Tiafoe bezwingt Nadal
1999 begann Tiafoes Vater Frances Sr. als Tagelöhner beim Bau des Junior Tennis Champions Center bei Washington D.C. zu helfen, später erhielt der Einwanderer aus Sierra Leone einen Job als Hausmeister der Einrichtung.
Er schlief in einem kleinen Raum auf der Anlage, um sein großes Pensum zu schaffen. Und wenn seine Frau Alphina ihre Nachtschichten als Krankenschwester absolvierte, blieben die Zwillinge Franklin und Frances bei ihm.

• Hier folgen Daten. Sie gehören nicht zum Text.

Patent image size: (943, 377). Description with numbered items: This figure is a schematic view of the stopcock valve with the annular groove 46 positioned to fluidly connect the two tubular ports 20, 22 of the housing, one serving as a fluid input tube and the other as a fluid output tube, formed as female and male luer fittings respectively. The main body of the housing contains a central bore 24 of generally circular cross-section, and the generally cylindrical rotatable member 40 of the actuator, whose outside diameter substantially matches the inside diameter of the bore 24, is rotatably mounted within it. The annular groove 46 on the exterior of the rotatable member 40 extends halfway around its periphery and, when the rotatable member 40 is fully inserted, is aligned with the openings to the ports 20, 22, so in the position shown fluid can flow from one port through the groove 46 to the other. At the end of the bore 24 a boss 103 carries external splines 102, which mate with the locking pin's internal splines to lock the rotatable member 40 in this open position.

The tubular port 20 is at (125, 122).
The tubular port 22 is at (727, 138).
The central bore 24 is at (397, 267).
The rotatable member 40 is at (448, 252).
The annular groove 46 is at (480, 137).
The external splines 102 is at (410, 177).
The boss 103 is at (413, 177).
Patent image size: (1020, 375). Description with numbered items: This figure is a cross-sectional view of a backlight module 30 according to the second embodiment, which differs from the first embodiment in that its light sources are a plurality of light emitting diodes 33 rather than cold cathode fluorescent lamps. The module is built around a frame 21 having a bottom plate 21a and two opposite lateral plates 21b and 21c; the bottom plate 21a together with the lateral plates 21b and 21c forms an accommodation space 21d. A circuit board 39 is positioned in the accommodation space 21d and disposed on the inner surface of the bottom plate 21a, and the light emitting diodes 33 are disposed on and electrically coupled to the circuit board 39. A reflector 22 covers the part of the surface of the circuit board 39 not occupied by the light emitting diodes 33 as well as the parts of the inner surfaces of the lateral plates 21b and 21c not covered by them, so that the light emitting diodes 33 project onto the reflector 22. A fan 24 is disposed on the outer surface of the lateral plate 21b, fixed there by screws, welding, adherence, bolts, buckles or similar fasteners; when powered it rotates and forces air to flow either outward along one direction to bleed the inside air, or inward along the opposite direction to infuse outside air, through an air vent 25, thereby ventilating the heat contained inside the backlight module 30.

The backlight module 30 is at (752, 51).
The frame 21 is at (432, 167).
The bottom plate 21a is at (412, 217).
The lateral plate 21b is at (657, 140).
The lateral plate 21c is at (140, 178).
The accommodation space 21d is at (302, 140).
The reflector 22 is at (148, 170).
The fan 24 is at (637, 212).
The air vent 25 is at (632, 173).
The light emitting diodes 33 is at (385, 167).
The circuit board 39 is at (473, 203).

Mit fünf Jahren meldete der Papa seine Söhne, die quasi auf dem Tennisplatz aufwuchsen, zu einem kostenfreien Kurs für die Jüngsten an - ab dem Moment brannte Frances für die Sportart und wurde immer besser. „An sich selbst zu glauben, das ist so wichtig“, sagte Tiafoe nun in New York, er steckt sich die höchsten Ziele: „Man muss an sich selbst glauben, bevor es jemand anderes tut.“
Spätestens seit dem Achtelfinalerfolg gegen Grand-Slam-Rekordsieger Rafael Nadal erkennt nicht nur Tiafoe selbst die günstige Gelegenheit, als erster Local Hero seit Roddick 2003 den schmucken Silberpokal des Siegers in die Hände zu nehmen.
Für den Erfolg verzichtet Tiafoe auf Kekse
Schon 2019 hatte er mit einem Viertelfinaleinzug in Melbourne ein erstes Ausrufezeichen gesetzt. Jetzt lebt er noch professioneller und darf sich zu den echten Titelanwärtern zählen.
„Seine Essensgewohnheiten waren am Anfang schrecklich“, sagte sein Coach Wayne Ferreira, der Tiafoe seit 2020 begleitet: „Er hat Süßigkeiten wie Schokolade und Kekse geliebt. Er hat zu ungewöhnlichen Zeiten gegessen und das Frühstück oft verpasst.“
Diese Zeiten sind nun vorbei. Tiafoe verzichtet für große Erfolge auf seine heißgeliebten Cookies und sein südafrikanischer Trainer findet nur positive Worte für seinen Schützling, der eine „großartige Geschichte“ schreibe.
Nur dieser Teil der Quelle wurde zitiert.